Both beam unit designs are available in API sizes ranging from 57 to 1,280.

“Every well is different, and determining the best type and size of unit to deploy should be done on a well-by-well basis,”

he says.

“But ultimately, it depends on how much fluid an operator is trying to lift and from how deep.”

The HE design is a straight-crank, conventional-style pumping unit, Crow clarifies.

“It is the structure design that gives it the 186 degrees of crank rotation, and it offers operational advantages in rod-pumped wells because of this characteristic,”

he relates.

The EG is a phased-crank design.

“It has totally different characteristics,”

he asserts.

“Operators really can see the difference between the two designs in downhole dynamometer cards showing pumping unit loading during upstrokes and downstrokes.
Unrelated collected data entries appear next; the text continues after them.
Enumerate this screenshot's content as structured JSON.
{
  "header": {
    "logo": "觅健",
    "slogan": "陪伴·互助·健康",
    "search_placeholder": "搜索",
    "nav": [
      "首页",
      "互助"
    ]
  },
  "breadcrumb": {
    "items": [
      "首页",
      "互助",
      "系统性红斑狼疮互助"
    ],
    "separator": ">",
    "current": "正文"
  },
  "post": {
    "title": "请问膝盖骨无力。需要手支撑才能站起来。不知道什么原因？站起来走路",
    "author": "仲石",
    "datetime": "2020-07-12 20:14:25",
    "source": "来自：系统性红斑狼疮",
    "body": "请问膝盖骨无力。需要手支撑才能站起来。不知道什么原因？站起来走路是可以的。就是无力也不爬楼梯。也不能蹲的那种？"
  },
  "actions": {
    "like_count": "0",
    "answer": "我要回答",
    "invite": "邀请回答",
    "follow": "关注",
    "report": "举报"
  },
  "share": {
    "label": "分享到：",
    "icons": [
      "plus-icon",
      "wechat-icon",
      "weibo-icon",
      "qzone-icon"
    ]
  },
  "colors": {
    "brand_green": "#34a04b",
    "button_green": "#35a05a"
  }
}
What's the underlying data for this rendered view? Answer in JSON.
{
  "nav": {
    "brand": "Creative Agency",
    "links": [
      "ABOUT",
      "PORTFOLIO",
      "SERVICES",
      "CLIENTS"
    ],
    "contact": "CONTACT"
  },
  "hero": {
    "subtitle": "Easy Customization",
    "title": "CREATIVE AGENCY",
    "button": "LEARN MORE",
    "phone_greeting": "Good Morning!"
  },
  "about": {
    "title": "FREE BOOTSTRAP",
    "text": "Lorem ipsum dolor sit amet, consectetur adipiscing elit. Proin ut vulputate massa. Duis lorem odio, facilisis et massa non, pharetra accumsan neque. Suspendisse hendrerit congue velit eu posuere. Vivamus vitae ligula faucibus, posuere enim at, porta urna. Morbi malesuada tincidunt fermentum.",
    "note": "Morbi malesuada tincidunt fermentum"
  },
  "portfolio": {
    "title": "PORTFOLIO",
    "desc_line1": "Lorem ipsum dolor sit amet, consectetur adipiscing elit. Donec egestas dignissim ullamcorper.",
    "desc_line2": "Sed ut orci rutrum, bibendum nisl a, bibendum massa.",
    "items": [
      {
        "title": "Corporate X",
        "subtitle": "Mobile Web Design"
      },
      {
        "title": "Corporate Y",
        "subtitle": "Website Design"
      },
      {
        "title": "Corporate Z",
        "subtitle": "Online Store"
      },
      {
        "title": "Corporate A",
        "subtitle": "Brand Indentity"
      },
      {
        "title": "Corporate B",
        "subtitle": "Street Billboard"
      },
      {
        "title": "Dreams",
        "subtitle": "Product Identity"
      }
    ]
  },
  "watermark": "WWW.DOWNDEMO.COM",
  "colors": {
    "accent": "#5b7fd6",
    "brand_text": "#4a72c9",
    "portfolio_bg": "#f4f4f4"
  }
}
In some cases, if a conventional pumping unit was maxed out, you possibly could do the job with one size smaller EG because of the phased cranks.”

Gas Lift, Jet Pumping

Gas lift and jet pumping are also viable solutions in liquids-rich horizontal plays, and often are used in tandem with beampumping units over a well’s early-phase production life cycle, Crow says.

“The increased number of horizontal wells has increased the need for both gas lift and jet pumping,”

he notes.

“For a variety of reasons, the operator may not put a pumping unit on a well until several months after it has been completed. In the interim, gas lift can provide an effective alternative form of artificial lift.”

“The same goes for jet pumping,”

Crow continues.

“Operators tend to use jet pumps early in the production phase, such as during flowback, or in cases where a well is not a candidate for rod pumping or gas lift. Jet pumping generally is suitable in these wells, as long as there is enough bottom-hole pressure.”

To keep pace with demand, the ULTRA- FLO™ hydraulic jet pump system by JJ-Tech, serviced and distributed by Liberty Lift, has undergone design developments, including combining JJTech’s Select-Jet™ downhole pump with the T-Series™ hydra-cell diaphragm pump from Wanner Engineering.

Crow says the Select-Jet pump allows the operator to operate in normal or reverse flow without requiring a sliding sleeve or having to pull the completion. The Hydra-Cell pump, which is available in models from 3,000 to 5,000 psi, significantly reduces maintenance problems associated with conventional packedplunger pumps. The pump can operate with a closed or blocked suction line, and can run dry indefinitely without damage, he notes.